Remember, these calculations are just a general guide. You must also monitor urine output to ensure adequate fluid resuscitation and adjust fluids as necessary to achieve a target urine output.

  • Adult urine output: 0.5cc/kg/hour
  • Pediatric urine output: 1-2cc/kg/hour

Infection Control: Sepsis is the leading cause of death in patients with large burns, accounting for up to 75% of deaths. Although the specific pathogens vary from patient-to-patient and between burn centers, patients with large burns have increased susceptibility to infection for several reasons: the normal skin barrier is lost and they are in a hypermetabolic & catabolic state. Patients develop depleted energy stores and various metabolic deficiencies. The local release of cytokines, breakdown of normal tissues, and circulating cellular components contribute to a global immune system impairment. Burned tissue creates a favorable bacterial environment. Eschar has increased moisture, acidic pH, and little blood flow.

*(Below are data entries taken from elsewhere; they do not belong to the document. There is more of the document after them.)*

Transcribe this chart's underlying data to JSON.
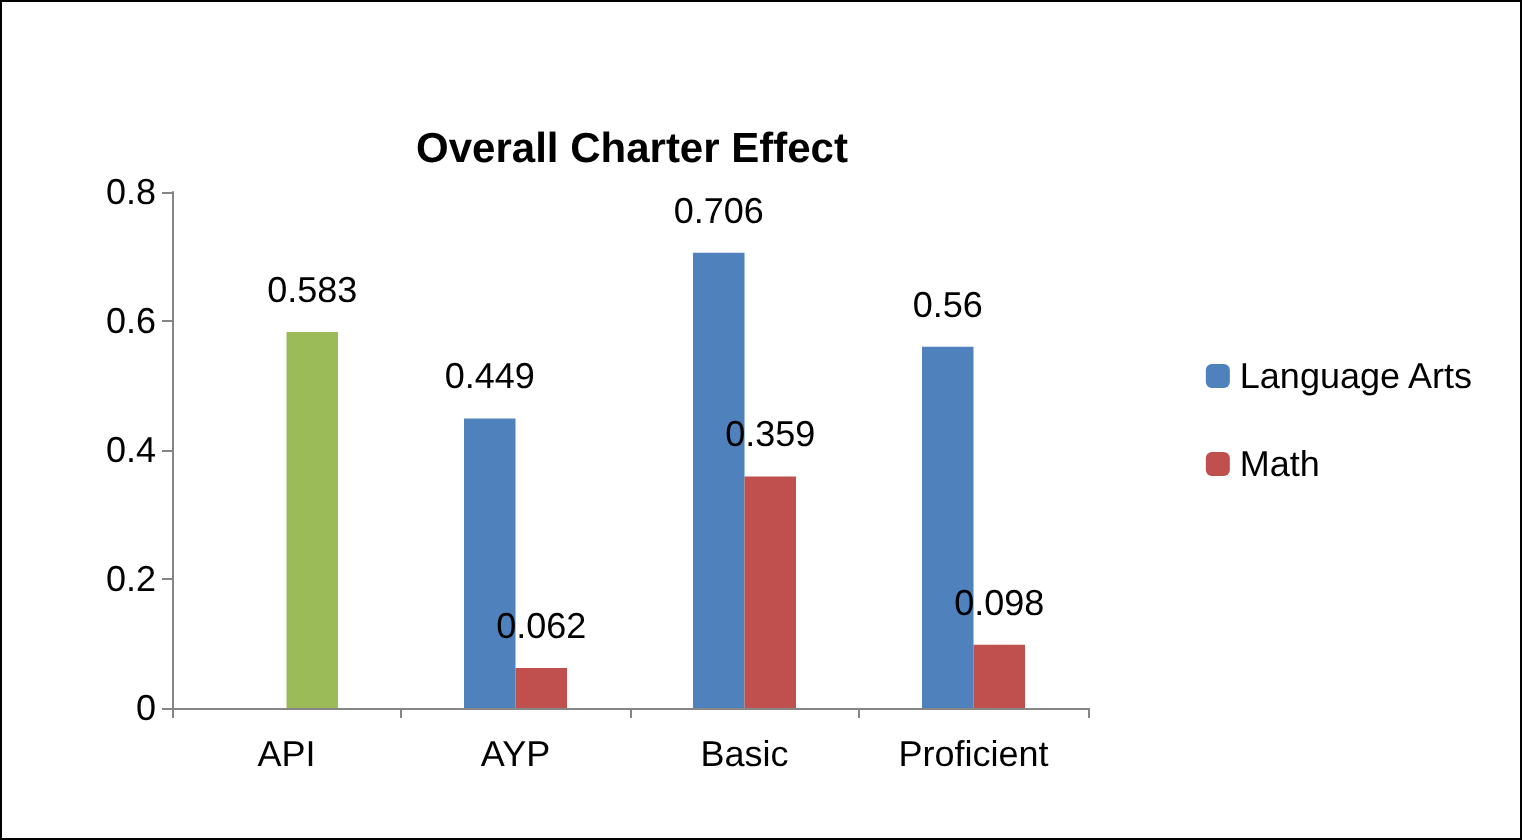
{
  "chart_data": {
    "type": "bar",
    "title": "Overall Charter Effect",
    "categories": [
      "API",
      "AYP",
      "Basic",
      "Proficient"
    ],
    "series": [
      {
        "name": "Language Arts",
        "color": "#4f81bd",
        "values": [
          null,
          0.449,
          0.706,
          0.56
        ]
      },
      {
        "name": "Math",
        "color": "#c0504d",
        "colors": [
          "#9bbb59",
          "#c0504d",
          "#c0504d",
          "#c0504d"
        ],
        "values": [
          0.583,
          0.062,
          0.359,
          0.098
        ]
      }
    ],
    "ylim": [
      0,
      0.8
    ],
    "yticks": [
      0,
      0.2,
      0.4,
      0.6,
      0.8
    ],
    "grid": false,
    "legend": "right",
    "data_labels": true
  }
}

More specifically, the prevention and control of infection in the burned patient takes three main forms:

  • Debridement of devitalized tissue: cut away dead, necrotic tissue and exposure underlying viable tissue,
  • Wound management: Limit bacterial invasion by covering affected areas with antibiotic dressings and through early wound closure with skin grafting and/or commercial products.
  • Preventing the delayed development of pneumonia and sepsis: universal precautions and general infection control practices are of paramount importance. Contact isolation with gown, gloves, and mask. Frequent changing of central lines, etc.Aggressively evaluate fevers by pan-culturing and initiating broad-spectrum antibiotics.

Disposition

Patients with superficial or localized burns are generally discharged with close outpatient follow-up. Patients with cosmetically or functionally significant burns, such as to the face, hands, feet, or perineum, may be admitted or transferred to a regional burn center for evaluation

Adult patients with >20% TBSA burns are generally transferred to a regional burn center for evaluation. Pediatric patients with >10% TBSA burns are generally transferred to a regional pediatric burn center for evaluation.

Pearls and Pitfalls

  • Don’t be distracted by the sight and smell of the burns. Burn patients are trauma patients and often have concomitant injuries that must be addressed.
  • Inhalation injuries are common but difficult to assess initially. Don’t forget to carefully assess burn patients for potential delayed airway compromise
  • Don’t worry about going through burned skin for IV access, chest tubes, and other essential procedures
  • Do not place moist towels or gauze of burned areas as this will contribute to hypothermia. Just cover burns with Xeroform or SSD dressings and gauze

References

  • American Burn Association. Multiple educational resources and a listing of US burn centers is available on line at http://www.ameriburn.org.
  • Cuttle L, Pearn J, McMillan JR, and Kimble RM. A Review of First Aid Treatments for Burn Injuries. Burns. 2009. 35(6):768-75.
  • Gomez R and Cancio LC. Management of Burn Wounds in the Emergency Department. Emergency Medicine Clinics of North America. 2007. 25(1):135-46.
  • Latenser BA. Critical Care of the Burn Patient: The First 48 Hours. Critical Care Medicine. 2009 37(10):2819-26.
  • Singer AJ, Brebbia J, Soroff HH. Management of Local Burn Wounds in the ED. American Journal of Emergency Medicine. 2007. 25(6):666-71.